Tuesday, February 16, 2010

shade of poison trees

wow! i havent been on here in forever. look at me now... laying in bed, in houston, tx, five months pregnant. it is definately an understatement to say its been a crazy ass year!

i guess i should start off by telling people why i really left lcu... i needed a freaking change... i didnt wanna sit in class with my ex anymore, or see him around campus gloating... it was like it was humorous to him that i was hurting so badly, and he could just up and move on so easily... like he was so strong. yeah, nope, he was a weak ass person, and it took me a whole year to find that out. it's funny how when you are so entangled with someone how awesome you think they are, and when reality sets in, weakness shows out. i was a really weak person for letting that consume me for all of those months.

shit, i basically let it make me fail almost all of my classes, miss enough days to be dropped from all of them, and just be completely self destructive. god! i was really horrible in that time... i needed this change more than anything...i even got drunk enough on superbowl to get raped... and then drunk enough another time to cry during a philly and detroit basketball game, and spill my whole story to another drunk stranger, who cried with me, so i started praying.. ive never prayed as hard as i did that week.

i woke up one morning and just knew... houston it was... i feel really stupid admitting that a guy made me drop out of school.. well i cant say that was it completely, i was pretty unhappy in lubbock. truly though, i see now that fate landed me here, with dj. i really had to leave... that was one of the only sure as crap things that i knew god wanted from me.

dj and i definately had our share of mess, and me my share of heartache with him, but he is one of the best things that has ever happened to me. he and god both saved my pathetic life... and they continue to do so constantly, even though dj doesnt know he's doing it half of the time.

we're having a baby now... haha, completely unprepared financially, but we will definately be awesome parents. :) this baby daily is making us fall deeper in love... i swear. ive sacrificed so much, and so has he. it's so weird and mushy to say what i just did, but its so true! i can see it... im so thankful for him, and even though we are struggling so bad right now, ive never been happier... minus the hormones that make me hate my life a lot of the time. lol.

i feel god moving in my life more than ever now! i guess not spending half of it feeling convicted... i just live my life, and am surrounded by the love that god unconditionally has for me... even if im not doing all of the things im supposed to!

i wonder if anyone will read this.. i wonder if this will reach anyone who needs it. i suppose god willing huh? thats how it all gets done in the end. :)

well peace out. im gonna sleep now. :)

1 comment:

Katrina Lynn. said...

Girl, wow.. you havent been on here FOREVER. When I started using this again, I hadnt been on here for what seemed like years, which is probably true.

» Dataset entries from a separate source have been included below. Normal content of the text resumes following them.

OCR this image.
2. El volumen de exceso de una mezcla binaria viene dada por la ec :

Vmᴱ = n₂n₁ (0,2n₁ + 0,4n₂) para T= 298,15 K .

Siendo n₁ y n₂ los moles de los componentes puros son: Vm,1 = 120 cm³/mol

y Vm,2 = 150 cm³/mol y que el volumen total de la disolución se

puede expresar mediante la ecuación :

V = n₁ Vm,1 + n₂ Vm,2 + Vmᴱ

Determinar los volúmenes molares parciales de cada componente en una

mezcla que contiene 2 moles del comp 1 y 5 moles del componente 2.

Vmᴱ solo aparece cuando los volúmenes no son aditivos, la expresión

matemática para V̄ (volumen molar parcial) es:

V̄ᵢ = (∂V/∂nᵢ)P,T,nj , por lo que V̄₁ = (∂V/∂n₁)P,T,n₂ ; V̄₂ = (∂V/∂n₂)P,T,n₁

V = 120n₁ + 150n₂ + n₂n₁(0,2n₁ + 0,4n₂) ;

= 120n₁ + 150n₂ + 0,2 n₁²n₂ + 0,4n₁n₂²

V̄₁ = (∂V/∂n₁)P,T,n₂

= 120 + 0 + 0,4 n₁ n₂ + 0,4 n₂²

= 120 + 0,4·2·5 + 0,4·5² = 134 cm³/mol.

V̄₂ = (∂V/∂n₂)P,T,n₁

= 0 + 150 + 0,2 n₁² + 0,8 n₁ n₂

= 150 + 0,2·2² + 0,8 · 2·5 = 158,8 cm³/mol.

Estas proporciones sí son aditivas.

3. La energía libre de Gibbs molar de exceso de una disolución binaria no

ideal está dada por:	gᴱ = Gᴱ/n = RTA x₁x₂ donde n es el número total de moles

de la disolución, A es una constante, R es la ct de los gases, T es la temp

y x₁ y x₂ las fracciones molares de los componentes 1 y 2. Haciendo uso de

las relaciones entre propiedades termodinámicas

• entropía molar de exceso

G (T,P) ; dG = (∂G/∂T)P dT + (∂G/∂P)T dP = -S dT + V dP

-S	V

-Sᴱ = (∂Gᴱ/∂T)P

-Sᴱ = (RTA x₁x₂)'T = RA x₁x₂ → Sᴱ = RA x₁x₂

Lol. I know youll probably never read this lol but I figured I might as well.. what would it hurt? I love ya girl and miss you soooo much. I really do. I hope all is well in Tx for ya with DJ, Chloe an, work and everything!

Oh, p.s, dont worry. I basically left LCU for a boy too. Terry. Look where that landed me lol but i was also in need of change even though I was only there for a semester. We.. I.. me and some others.. we got ourselves into TROUBLE lol. CRAZY times! It was a blast yet it was so terrible! Sometimes I regret coming back to Iowa but other times I dont. I honestly just cant see my life in Texas. Maybe thats why I came back. Who knows.